Flex and terminating state machine for reading str

2019-09-06 13:53发布

问题:

My flex file is given below. Beyond trivial symbols, it defines a state machine to read strings. So it starts whenever it encounters an " and terminates on locating a following ". Now when I feed this flex file an input with two strings followed by each other like this:

"this" "apple"

It correctly identifies this but fails to find apple. Why is this current behavior happening? I have put in BEGIN(INITIAL) identifier but it does not work.

/* sample simple scanner 
*/
%{    
int num_lines = 0;
#define CLASS 10
#define LAMBDA 1
#define DOT    2
#define PLUS   3
#define OPEN   4
#define CLOSE  5
#define NUM    6
#define ID     7
#define INVALID 8
#define MAX_STR_CONST 256;
#define COMMENT 11;

char string_buf[256];
char *string_buf_ptr;

char string_buf_cmnt[256];
char *string_buf_ptr_cmnt;
 int size = 0;
%}     
%x str
%x comment1
%x comment2
%%


\"     {
  string_buf_ptr = (char*)malloc(8); size = 0; BEGIN(str);}
<str>\"        {           /* saw closing quote - all done */
  /* return string constant token type and
   * value to parser
   */

  *string_buf_ptr = '\0';  /* apppend the end of string with null */

  string_buf_ptr = string_buf_ptr - size; /* scale back string ptr to start */

  int i = 0;

  for (; i < size; i++){
    yytext[i]=*(string_buf_ptr + i); /* copy each character to yytext */
  }

  yytext[i]='\0';             /* apppend the end of string with null */
  free(string_buf_ptr);

  BEGIN(INITIAL);            /* go back to start */
  return ID;
 }
<str>\n        {
  /* error - unterminated string constant */
  /* generate error message */
  //printf("error is here\n"); 
 }
<str>\\0        ;
<str>\\[0-7]{1,3} {
  /* octal escape sequence */
  int result;
  (void) sscanf( yytext + 1, "%o", &result );
  if (result == 0x00){
     *string_buf_ptr++ = '0';
  } else {
    if ( result > 0xff ){
      /* error, constant is out-of-bounds */}
    else{*string_buf_ptr++ = result;}
  }
       size++;
 }
<str>\\[0-9]+ {
  /* generate error - bad escape sequence; something
   * like '\48' or '\0777777'
   */
 }
<str>\\n  *string_buf_ptr++ = '\n';  size++; 
<str>\\t  *string_buf_ptr++ = '\t';  size++;
<str>\\r  *string_buf_ptr++ = '\r';  size++;
<str>\\b  *string_buf_ptr++ = '\b';  size++;
<str>\\f  *string_buf_ptr++ = '\f';  size++;
<str>\\a  *string_buf_ptr++ = '\a';  size++;

<str>\\(.|\n)  *string_buf_ptr++ = yytext[1];  size++;  

<str>[^\\\n\"]+        {
  //printf("there\n");
  char *yptr = yytext;
  int i = 0;
  while ( *yptr )
    {
      *string_buf_ptr++ = *yptr++;
      yytext[i] = *(string_buf_ptr-1);
      size++;
      i++;
    }
}
[ ]+     //printf("space\n");
%%


main(int argc, char **argv) {
  int res;
  yyin = stdin;

  while(res = yylex()) {  
    printf("class: %d lexeme: %s line: %d\n", res, yytext, num_lines); 
  }
} 

回答1:

You can't overwrite yytext like that. yytext is not guaranteed to point at usable memory beyond the current token, and anyway you're not allowed to modify yytext outside of the current token.

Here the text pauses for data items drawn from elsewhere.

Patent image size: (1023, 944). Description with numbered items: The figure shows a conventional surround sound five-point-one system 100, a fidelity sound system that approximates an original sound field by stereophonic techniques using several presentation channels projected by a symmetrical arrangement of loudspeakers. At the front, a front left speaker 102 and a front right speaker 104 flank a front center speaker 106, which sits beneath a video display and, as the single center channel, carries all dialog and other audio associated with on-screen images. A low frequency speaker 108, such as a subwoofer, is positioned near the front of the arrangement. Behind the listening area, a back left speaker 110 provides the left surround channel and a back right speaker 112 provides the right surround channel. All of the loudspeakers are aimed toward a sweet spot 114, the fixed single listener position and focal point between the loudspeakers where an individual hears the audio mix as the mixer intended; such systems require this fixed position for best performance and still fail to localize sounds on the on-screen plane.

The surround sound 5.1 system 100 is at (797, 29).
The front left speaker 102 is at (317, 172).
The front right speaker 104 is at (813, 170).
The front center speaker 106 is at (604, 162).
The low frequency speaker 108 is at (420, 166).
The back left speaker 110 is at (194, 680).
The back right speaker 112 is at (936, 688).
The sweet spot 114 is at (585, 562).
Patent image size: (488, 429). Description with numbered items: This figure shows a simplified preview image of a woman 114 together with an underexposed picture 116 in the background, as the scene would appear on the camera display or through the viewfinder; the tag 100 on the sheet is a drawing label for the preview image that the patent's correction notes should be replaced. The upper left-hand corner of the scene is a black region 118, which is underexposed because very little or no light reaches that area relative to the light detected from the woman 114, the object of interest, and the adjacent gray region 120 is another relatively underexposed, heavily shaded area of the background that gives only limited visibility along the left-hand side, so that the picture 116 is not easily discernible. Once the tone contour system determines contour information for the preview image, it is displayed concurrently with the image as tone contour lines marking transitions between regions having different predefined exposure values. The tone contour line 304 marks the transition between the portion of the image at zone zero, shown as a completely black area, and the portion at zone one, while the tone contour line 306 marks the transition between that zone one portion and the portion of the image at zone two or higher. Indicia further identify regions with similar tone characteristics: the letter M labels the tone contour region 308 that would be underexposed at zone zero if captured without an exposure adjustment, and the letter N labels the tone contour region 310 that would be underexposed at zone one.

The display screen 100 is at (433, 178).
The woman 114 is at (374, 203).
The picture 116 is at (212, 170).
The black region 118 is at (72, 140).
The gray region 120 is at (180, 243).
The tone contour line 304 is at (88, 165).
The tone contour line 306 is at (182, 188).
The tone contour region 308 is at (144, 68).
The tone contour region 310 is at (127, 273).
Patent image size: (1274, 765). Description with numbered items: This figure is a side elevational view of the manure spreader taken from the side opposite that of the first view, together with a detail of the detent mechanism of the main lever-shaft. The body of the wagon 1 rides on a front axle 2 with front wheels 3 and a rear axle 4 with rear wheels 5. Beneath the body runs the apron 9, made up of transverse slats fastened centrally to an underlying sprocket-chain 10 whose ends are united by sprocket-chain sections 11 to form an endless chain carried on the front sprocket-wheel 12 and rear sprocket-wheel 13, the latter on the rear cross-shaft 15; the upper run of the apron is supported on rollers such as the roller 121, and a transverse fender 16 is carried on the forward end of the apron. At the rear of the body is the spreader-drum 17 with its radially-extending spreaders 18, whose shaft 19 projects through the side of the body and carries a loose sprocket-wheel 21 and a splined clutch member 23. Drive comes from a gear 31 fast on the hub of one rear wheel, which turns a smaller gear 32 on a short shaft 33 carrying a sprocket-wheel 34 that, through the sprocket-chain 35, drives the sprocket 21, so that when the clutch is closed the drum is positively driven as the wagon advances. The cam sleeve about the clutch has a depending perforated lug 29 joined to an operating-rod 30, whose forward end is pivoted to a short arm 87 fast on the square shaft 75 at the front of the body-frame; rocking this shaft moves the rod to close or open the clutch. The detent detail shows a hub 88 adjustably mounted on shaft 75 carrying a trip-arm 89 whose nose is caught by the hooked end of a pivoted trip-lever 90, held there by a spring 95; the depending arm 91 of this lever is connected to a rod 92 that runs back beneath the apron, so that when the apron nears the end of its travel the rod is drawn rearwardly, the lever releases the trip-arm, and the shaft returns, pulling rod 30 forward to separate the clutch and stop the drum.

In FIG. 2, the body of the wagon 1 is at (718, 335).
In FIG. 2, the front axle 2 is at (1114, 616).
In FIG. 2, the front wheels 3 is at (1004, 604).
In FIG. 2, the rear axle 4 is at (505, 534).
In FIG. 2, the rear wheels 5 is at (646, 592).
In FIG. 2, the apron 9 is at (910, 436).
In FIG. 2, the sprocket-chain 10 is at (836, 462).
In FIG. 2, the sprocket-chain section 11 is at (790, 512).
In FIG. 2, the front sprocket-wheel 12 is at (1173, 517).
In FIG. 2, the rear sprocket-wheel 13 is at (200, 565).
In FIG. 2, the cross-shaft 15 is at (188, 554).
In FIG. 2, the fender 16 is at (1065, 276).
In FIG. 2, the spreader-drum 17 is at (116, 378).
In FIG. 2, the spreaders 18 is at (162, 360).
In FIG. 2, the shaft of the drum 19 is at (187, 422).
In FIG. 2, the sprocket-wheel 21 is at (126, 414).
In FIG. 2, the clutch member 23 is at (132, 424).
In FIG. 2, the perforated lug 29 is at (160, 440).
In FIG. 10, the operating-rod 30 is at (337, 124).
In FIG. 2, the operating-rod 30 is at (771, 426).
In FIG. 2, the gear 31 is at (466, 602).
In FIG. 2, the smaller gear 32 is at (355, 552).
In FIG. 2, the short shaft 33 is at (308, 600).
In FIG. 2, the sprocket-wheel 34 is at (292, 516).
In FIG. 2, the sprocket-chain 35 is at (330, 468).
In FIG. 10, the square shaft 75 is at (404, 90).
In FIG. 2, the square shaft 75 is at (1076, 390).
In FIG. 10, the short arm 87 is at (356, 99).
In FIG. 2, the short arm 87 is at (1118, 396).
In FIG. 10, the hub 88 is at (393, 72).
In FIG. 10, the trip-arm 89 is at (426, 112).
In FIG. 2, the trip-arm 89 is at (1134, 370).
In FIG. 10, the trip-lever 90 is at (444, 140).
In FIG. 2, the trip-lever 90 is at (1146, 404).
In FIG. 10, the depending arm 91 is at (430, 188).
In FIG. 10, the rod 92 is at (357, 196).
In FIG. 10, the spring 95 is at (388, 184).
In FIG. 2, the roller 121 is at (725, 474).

So what's happening is that you end up copying this over top of the pending input, which overwrites the " which starts the second string. So it's not going to be recognized as a string.

Instead of overwriting yytext, just make your string_buf_ptr visible to the caller of yylex by either making it a global variable or passing a pointer to a return value as an extra argument to the lexer (see the YY_DECL macro). Of course, that will force you to change your memory management strategy, but your current memory management won't work either since some tokens are likely to be more than seven characters long.

Personally, I'd avoid the global, and keep a static char* which can be passed back to the caller via an out parameter. Then you can require that the caller make a copy of the string if they need to keep it beyond the next call to yylex. You could insist that the caller free the string, but the advantage of the "caller copies" strategy is that no copy will be made if the caller doesn't need to persist the string. This is precisely the strategy used with yytext; yytext will be destroyed by the next call to yylex so a caller needing to persist the token's value needs to make a copy of yytext.